Kanzeltausch & Wertewandel

von Caroline Springer-Lacher

„Was war das einmal?“ Er steht erschrocken? ehrfürchtig? verwirrt in der offenen Türe. „Ein Museum?“ Meine Hand zieht ihn rückwärts und weist den Weg nach unten in die Jugendräume. Frech, denke ich. Erst im Gemeindehaus rumschnüffeln und dann so ein Kommentar. Der Saal ist mit Liebe und Geld ausgebaut worden – vor Jahrzehnten. Die überflüssigen Stühle an der Seite in Sechserstapeln sorgfältig aneinandergereiht. Die Krankenliege versprüht wirklich musealen Charme.

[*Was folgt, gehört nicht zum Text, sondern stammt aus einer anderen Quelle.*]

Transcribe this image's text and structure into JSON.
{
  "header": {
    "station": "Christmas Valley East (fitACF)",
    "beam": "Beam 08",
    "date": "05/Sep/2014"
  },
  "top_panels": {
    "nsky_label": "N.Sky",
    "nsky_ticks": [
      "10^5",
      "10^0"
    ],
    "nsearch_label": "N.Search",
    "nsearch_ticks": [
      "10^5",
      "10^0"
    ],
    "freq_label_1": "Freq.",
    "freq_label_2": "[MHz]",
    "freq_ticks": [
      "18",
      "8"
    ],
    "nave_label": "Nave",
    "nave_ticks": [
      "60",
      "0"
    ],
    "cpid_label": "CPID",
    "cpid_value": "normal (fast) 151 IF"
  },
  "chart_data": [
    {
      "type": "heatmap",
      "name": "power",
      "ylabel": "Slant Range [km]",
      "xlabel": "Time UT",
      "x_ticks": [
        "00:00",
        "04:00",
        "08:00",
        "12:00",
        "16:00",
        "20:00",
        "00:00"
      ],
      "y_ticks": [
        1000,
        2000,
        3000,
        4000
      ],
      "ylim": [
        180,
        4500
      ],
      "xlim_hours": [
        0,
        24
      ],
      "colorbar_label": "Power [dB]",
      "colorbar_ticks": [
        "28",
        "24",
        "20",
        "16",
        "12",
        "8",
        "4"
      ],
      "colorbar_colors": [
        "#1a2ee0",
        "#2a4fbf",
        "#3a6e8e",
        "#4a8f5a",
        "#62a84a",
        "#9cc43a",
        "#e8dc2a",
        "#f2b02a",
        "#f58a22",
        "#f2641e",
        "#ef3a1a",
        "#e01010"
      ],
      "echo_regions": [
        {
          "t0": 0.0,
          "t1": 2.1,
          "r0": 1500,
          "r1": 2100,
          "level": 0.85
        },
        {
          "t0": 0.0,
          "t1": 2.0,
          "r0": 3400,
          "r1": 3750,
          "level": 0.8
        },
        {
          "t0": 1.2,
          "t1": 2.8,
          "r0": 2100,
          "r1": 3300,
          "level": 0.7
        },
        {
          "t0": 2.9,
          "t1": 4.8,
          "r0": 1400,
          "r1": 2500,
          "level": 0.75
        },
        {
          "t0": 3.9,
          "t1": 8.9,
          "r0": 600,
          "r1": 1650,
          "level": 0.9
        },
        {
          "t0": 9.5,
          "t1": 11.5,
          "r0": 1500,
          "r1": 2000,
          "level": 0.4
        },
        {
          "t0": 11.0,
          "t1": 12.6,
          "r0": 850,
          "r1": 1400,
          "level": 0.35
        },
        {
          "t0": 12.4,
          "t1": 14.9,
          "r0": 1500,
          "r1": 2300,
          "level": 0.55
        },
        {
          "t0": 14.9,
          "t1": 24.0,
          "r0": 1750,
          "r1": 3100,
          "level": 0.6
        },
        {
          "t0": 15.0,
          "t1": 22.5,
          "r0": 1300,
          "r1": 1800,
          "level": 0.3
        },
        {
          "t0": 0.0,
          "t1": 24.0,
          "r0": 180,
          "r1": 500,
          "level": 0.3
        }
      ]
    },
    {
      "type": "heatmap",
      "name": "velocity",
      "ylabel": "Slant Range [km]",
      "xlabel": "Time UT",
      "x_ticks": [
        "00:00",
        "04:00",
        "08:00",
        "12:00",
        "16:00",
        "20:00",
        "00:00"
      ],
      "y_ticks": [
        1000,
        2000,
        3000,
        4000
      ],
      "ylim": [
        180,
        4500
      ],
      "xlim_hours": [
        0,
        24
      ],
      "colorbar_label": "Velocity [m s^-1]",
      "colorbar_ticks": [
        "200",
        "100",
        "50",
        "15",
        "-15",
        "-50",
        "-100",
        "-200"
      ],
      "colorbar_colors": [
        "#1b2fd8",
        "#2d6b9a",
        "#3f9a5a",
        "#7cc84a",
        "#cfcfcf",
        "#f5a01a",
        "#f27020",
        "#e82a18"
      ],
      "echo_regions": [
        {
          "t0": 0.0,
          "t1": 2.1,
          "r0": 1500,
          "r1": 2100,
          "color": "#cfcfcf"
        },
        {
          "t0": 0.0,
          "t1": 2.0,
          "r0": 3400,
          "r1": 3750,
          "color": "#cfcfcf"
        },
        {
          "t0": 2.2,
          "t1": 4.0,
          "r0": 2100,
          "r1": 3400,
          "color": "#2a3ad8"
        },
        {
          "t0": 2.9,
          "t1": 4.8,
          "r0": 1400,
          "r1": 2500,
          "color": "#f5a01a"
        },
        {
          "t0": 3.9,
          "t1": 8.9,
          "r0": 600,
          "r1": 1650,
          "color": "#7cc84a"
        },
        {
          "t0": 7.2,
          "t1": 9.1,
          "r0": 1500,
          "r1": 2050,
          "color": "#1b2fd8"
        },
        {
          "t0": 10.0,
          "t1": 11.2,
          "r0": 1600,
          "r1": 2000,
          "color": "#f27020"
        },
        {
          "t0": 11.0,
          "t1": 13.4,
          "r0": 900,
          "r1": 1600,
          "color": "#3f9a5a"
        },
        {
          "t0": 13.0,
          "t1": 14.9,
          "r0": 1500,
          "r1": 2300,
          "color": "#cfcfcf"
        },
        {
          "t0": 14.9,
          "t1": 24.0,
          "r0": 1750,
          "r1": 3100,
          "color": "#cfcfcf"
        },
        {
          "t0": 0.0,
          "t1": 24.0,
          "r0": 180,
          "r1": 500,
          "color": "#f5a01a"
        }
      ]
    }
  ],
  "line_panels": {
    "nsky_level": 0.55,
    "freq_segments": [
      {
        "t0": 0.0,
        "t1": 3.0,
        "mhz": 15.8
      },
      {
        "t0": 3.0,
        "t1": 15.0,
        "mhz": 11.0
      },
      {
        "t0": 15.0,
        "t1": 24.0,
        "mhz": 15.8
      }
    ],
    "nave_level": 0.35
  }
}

Aber bestimmt wurde sie irgendwann mal gebraucht. Der blasse Webteppich an der Wand mit seinen 2,5 auf 3 Metern gilt als Kunst und wurde gestiftet. Ältere Glieder erinnern sich noch. Den Riss im Boden kann der Junge kaum bemerkt haben, obwohl er sich durch den halben Raum zieht. Die Reparatur ist unmöglich. Man müsste alles komplett erneuern. Die bräunlichen Fließen sind schmutzunempfindlich, was das Optische angeht. Gott sei Dank, denn den Putzdienst von früher gibt es nicht mehr.

Wir haben uns daran gewöhnt. Vorne Blumenschmuck, Kerzen, offene Bibel. Das reicht. Gottes Wort erreicht uns doch. Wirklich? Stumpfen lieblos gestaltete Foyers nicht ab? Bilden Stapel ungelesener Papierflyer nicht unüberwindbare Hindernisse für moderne Menschen? Imprägniert eine zeitlose Geschmacklosigkeit nicht auch die Herzen? Wie ansteckend ist eine Egal-Haltung? Dabei sind unsere Häuser und Räume wertvolle Ressourcen.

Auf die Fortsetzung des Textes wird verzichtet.